Master gardener Adam Weiss offers up his top tips for a successful first-year vegetable garden.
A master gardener offers his top-tips for a successful first-year vegetable garden.
by Adam Weiss
1. Keep it simple
Starting a garden does not require building a series of raised beds, landscaping the perimeter, and creating cosmetic fences, so don’t even attempt it your first year. Instead, grow your vegetables in just a few large pots (about 2 feet in diameter) or build a couple eight-by-three-and-a-half-foot beds.
And don’t bother composting your first year. Homemade organic matter is great for your garden — it improves the condition of soil and aeration, supports living organisms, holds water, and helps recycle organic wastes — but store-bought manure will do the trick. Save composting for next year.

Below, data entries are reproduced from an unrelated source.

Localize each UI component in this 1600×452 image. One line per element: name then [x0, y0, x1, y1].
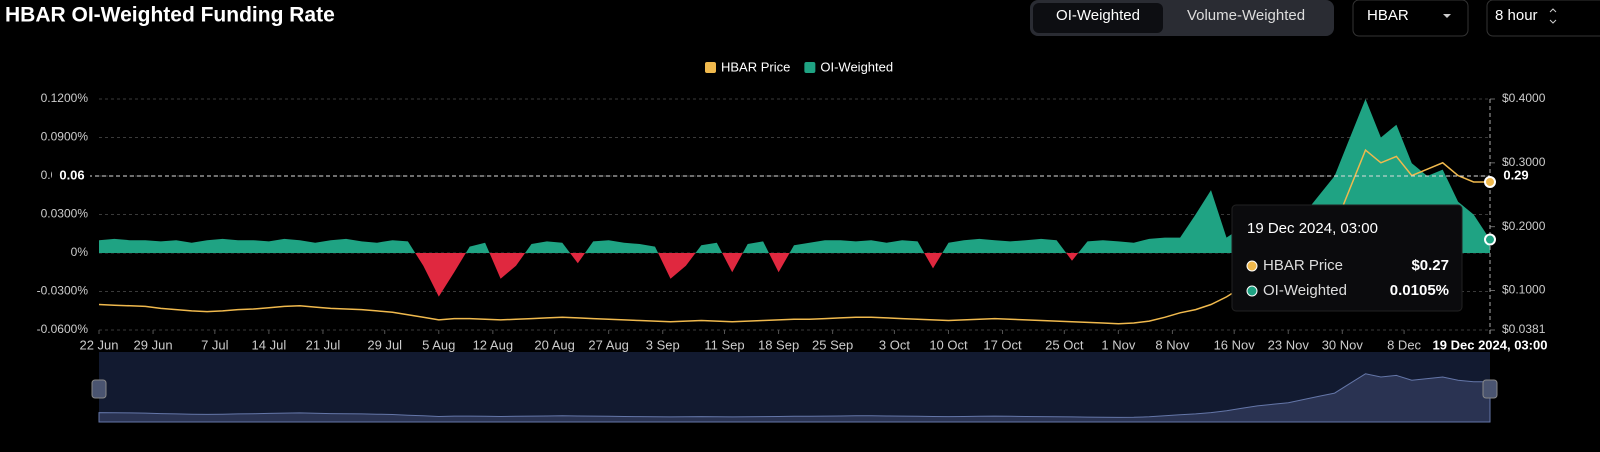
y-tick-label: 0.1200% [41, 91, 89, 105]
x-tick-label: 30 Nov [1322, 337, 1364, 352]
crosshair-label-bg [1426, 335, 1554, 355]
y-tick-label: -0.0600% [37, 322, 89, 336]
x-tick-label: 25 Sep [812, 337, 853, 352]
crosshair-label-bg [1498, 166, 1534, 186]
x-tick-label: 21 Jul [306, 337, 341, 352]
x-tick-label: 11 Sep [704, 337, 744, 352]
y2-tick-label: $0.3000 [1502, 155, 1546, 169]
crosshair-label-bg [52, 166, 90, 186]
funding-area [99, 99, 1490, 297]
toggle-active[interactable] [1033, 3, 1163, 33]
y-tick-label: -0.0300% [37, 284, 89, 298]
tooltip-dot [1246, 285, 1258, 297]
y2-tick-label: $0.0381 [1502, 322, 1546, 336]
x-tick-label: 10 Oct [929, 337, 968, 352]
tooltip-value: $0.27 [1411, 257, 1449, 274]
tooltip [1231, 204, 1463, 312]
x-tick-label: 7 Jul [201, 337, 229, 352]
x-tick-label: 20 Aug [534, 337, 575, 352]
y2-tick-label: $0.2000 [1502, 219, 1546, 233]
crosshair-y-label: 0.06 [59, 167, 84, 182]
legend-label: OI-Weighted [820, 59, 893, 74]
symbol-value[interactable]: HBAR [1367, 7, 1409, 24]
x-tick-label: 27 Aug [588, 337, 629, 352]
legend-label: HBAR Price [721, 59, 790, 74]
crosshair-x-label: 19 Dec 2024, 03:00 [1433, 337, 1548, 352]
x-tick-label: 3 Sep [646, 337, 680, 352]
x-tick-label: 8 Nov [1155, 337, 1189, 352]
x-tick-label: 12 Aug [473, 337, 514, 352]
tooltip-dot [1246, 260, 1258, 272]
x-tick-label: 18 Sep [758, 337, 799, 352]
y-tick-label: 0.0900% [41, 130, 89, 144]
y-tick-label: 0% [71, 245, 89, 259]
interval-select[interactable] [1486, 0, 1600, 37]
toggle-option[interactable]: OI-Weighted [1056, 7, 1140, 24]
interval-value[interactable]: 8 hour [1495, 7, 1538, 24]
x-tick-label: 5 Aug [422, 337, 455, 352]
tooltip-name: OI-Weighted [1263, 282, 1347, 299]
x-tick-label: 3 Oct [879, 337, 910, 352]
tooltip-value: 0.0105% [1390, 282, 1449, 299]
x-tick-label: 17 Oct [983, 337, 1022, 352]
price-point [1484, 175, 1496, 188]
x-tick-label: 23 Nov [1268, 337, 1310, 352]
x-tick-label: 16 Nov [1214, 337, 1256, 352]
navigator-handle[interactable] [1482, 379, 1498, 399]
x-tick-label: 1 Nov [1101, 337, 1135, 352]
legend-swatch [804, 62, 816, 73]
tooltip-title: 19 Dec 2024, 03:00 [1247, 220, 1378, 237]
navigator-handle[interactable] [91, 379, 107, 399]
x-tick-label: 14 Jul [252, 337, 287, 352]
symbol-select[interactable] [1352, 0, 1469, 37]
navigator-area [98, 373, 1491, 423]
x-tick-label: 29 Jun [134, 337, 173, 352]
x-tick-label: 29 Jul [367, 337, 402, 352]
x-tick-label: 22 Jun [79, 337, 118, 352]
legend-swatch [705, 62, 716, 73]
y2-tick-label: $0.1000 [1502, 283, 1546, 297]
y2-tick-label: $0.4000 [1502, 91, 1546, 105]
funding-point [1484, 233, 1496, 246]
x-tick-label: 8 Dec [1387, 337, 1421, 352]
tooltip-name: HBAR Price [1263, 257, 1343, 274]
stepper-icon [1549, 8, 1557, 24]
page-title: HBAR OI-Weighted Funding Rate [5, 4, 335, 27]
toggle-option[interactable]: Volume-Weighted [1187, 7, 1305, 24]
crosshair-y2-label: 0.29 [1503, 167, 1528, 182]
x-tick-label: 25 Oct [1045, 337, 1084, 352]
y-tick-label: 0.0300% [41, 207, 89, 221]
dropdown-icon [1443, 14, 1451, 18]
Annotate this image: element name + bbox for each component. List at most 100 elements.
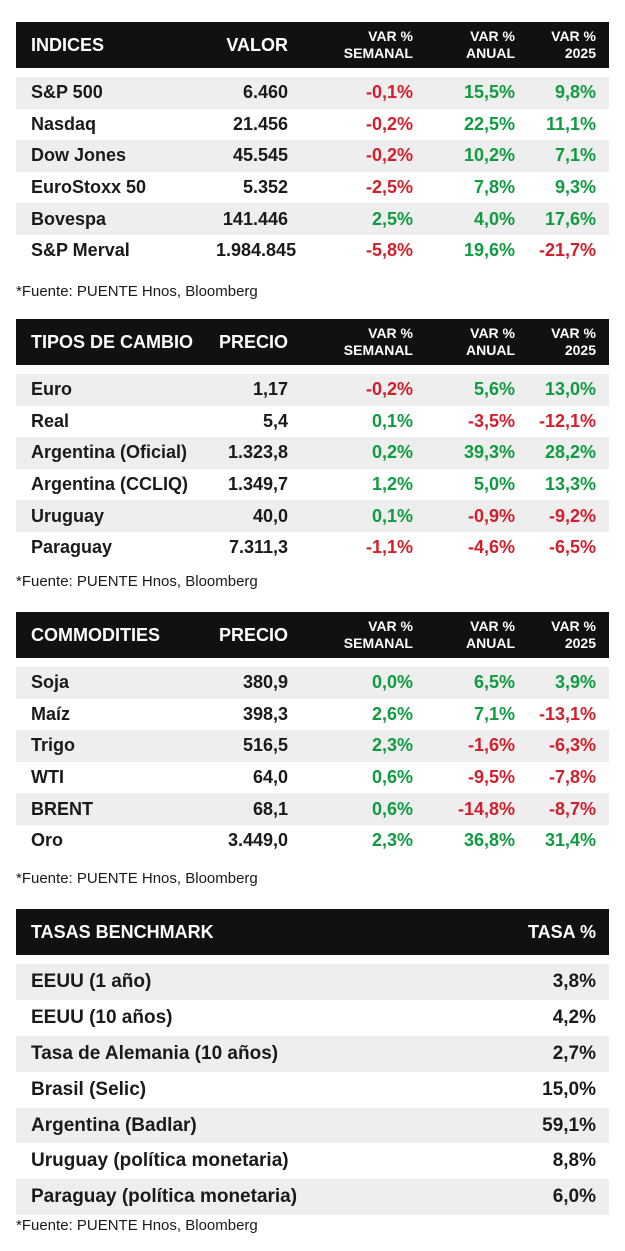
row-annual-change: 36,8%: [463, 830, 515, 851]
row-weekly-change: 0,2%: [371, 442, 413, 463]
tasas-rows: EEUU (1 año) 3,8% EEUU (10 años) 4,2% Tasa…: [16, 964, 609, 1216]
row-ytd-change: -12,1%: [538, 410, 596, 431]
row-value: 68,1: [252, 798, 288, 819]
row-annual-change: 7,8%: [473, 177, 515, 198]
row-name: EEUU (10 años): [31, 1006, 173, 1028]
commodities-source: *Fuente: PUENTE Hnos, Bloomberg: [16, 870, 258, 887]
row-ytd-change: 31,4%: [544, 830, 596, 851]
row-weekly-change: 2,5%: [371, 208, 413, 229]
row-ytd-change: 28,2%: [544, 442, 596, 463]
row-value: 45.545: [232, 145, 288, 166]
header-weekly: VAR % SEMANAL: [343, 28, 413, 61]
row-value: 5.352: [242, 177, 288, 198]
header-weekly: VAR % SEMANAL: [343, 618, 413, 651]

2. Plant fewer vegetables than you think you have room for
Most beginning gardeners don’t realize how much room a plant needs to grow. Obviously, pumpkins need an extremely large amout of space to grow to full size — each plant needs a minimum of 2 feet when planted and can vine out to 20 feet — but even a leafy green like kale needs space. A student of mine once planted 20 kale plants 4 inches apart in a small raised bed. Forty-five days later, she couldn’t understand why half the plants in the bed were turning brown and wilting. Kale plants, like other Brassica family vegetables (Swiss chard, broccoli, Brussels sprouts) need good aeration and light in order to grow efficiently. When the plants are too close, they are prone to disease; in this case it was downy mildew that made a home in her kale bed.
Research how much space plants actually need to grow ahead of time, and map your garden on a piece of paper before buying materials and planting your vegetables.
3. Spend time in your garden, but not too much
Vegetable gardening may seem like a time-intensive hobby, but the truth is that once you’ve planned and built your bed and planted your vegetables, maintenance is pretty simple. Weeding and watering are your only real responsibilities.
You can get up on a Saturday morning and spend just 15 minutes watering your garden. Morning is the best time to water: Plants will retain the most water, and they will have the entire day to dry, which decreases the risk of infection by fungus or bacteria.
But the real pleasure is in spending a few minutes looking at each plant to see how it is growing. Another student of mine gets home from work after the sun goes down, but he still walks out to his garden, with a flashlight, to see how his lettuces are sprouting.
It’s also worth noting that not all plants go into the ground at once — the process of planting and harvesting is successive. There are certain plants that grow well in cold weather; others prefer warm weather. Tomatoes, peppers, eggplants, and cucumbers can be planted in late May or early June and will still provide a bounty of vegetables. Yes, lettuces grow well in cool temperatures, but you can plant them in late August, after the majority of the summer heat is gone, and enjoy them in late September and October.
4. Grow vegetables you’ve never heard of
One of the many benefits of growing your own vegetables is trying items that you cannot ordinarily buy in your local grocery store. Everyone loves tomatoes, but instead of growing traditional ones that can otherwise be bought at the store, how about experimenting with a Sungella Cherry or Striped Zebra variety? How about a Purple Haze carrot instead of a regular orange one? Or a pink-and-white-striped Fairy Tale eggplant instead of the large purple one found in the produce section?
5. Don’t be tempted by expensive, flashy tools
Stroll the aisles of Home Depot and it’s easy to be fooled into thinking that the more expensive the gardening tool, the more efficient and effective it is. My personal philosophy is that a trowel is a trowel. If it can dig a uniform hole, I’m extremely happy, and a basic garden trowel (Eagle brand) costs $3.79.
The only items I would buy with care are a medium- or commercial-grade garden hose ($30 to $50) — avoid the light-grade ones that end up kinking every 8 feet, causing you to stop watering to walk back and fix it — and a quality nozzle. Dramm rain wands let out an evenly distributed flow of water that isn’t powerful enough to injure the plant.
6. Take the time to find a great local gardening store
Most people head straight for big-box stores like Home Depot or Lowe’s. But it’s much better to seek out the “right” garden store for you, one that can give you the personal service you need. Most good gardening stores — or garden center at your local hardware store — has an expert on staff, someone who knows and loves gardening. The questions you should ask are these: Where do you purchase your vegetable plants? What line of garden tools do you carry? Will someone be able to review with me how to plant specific vegetables?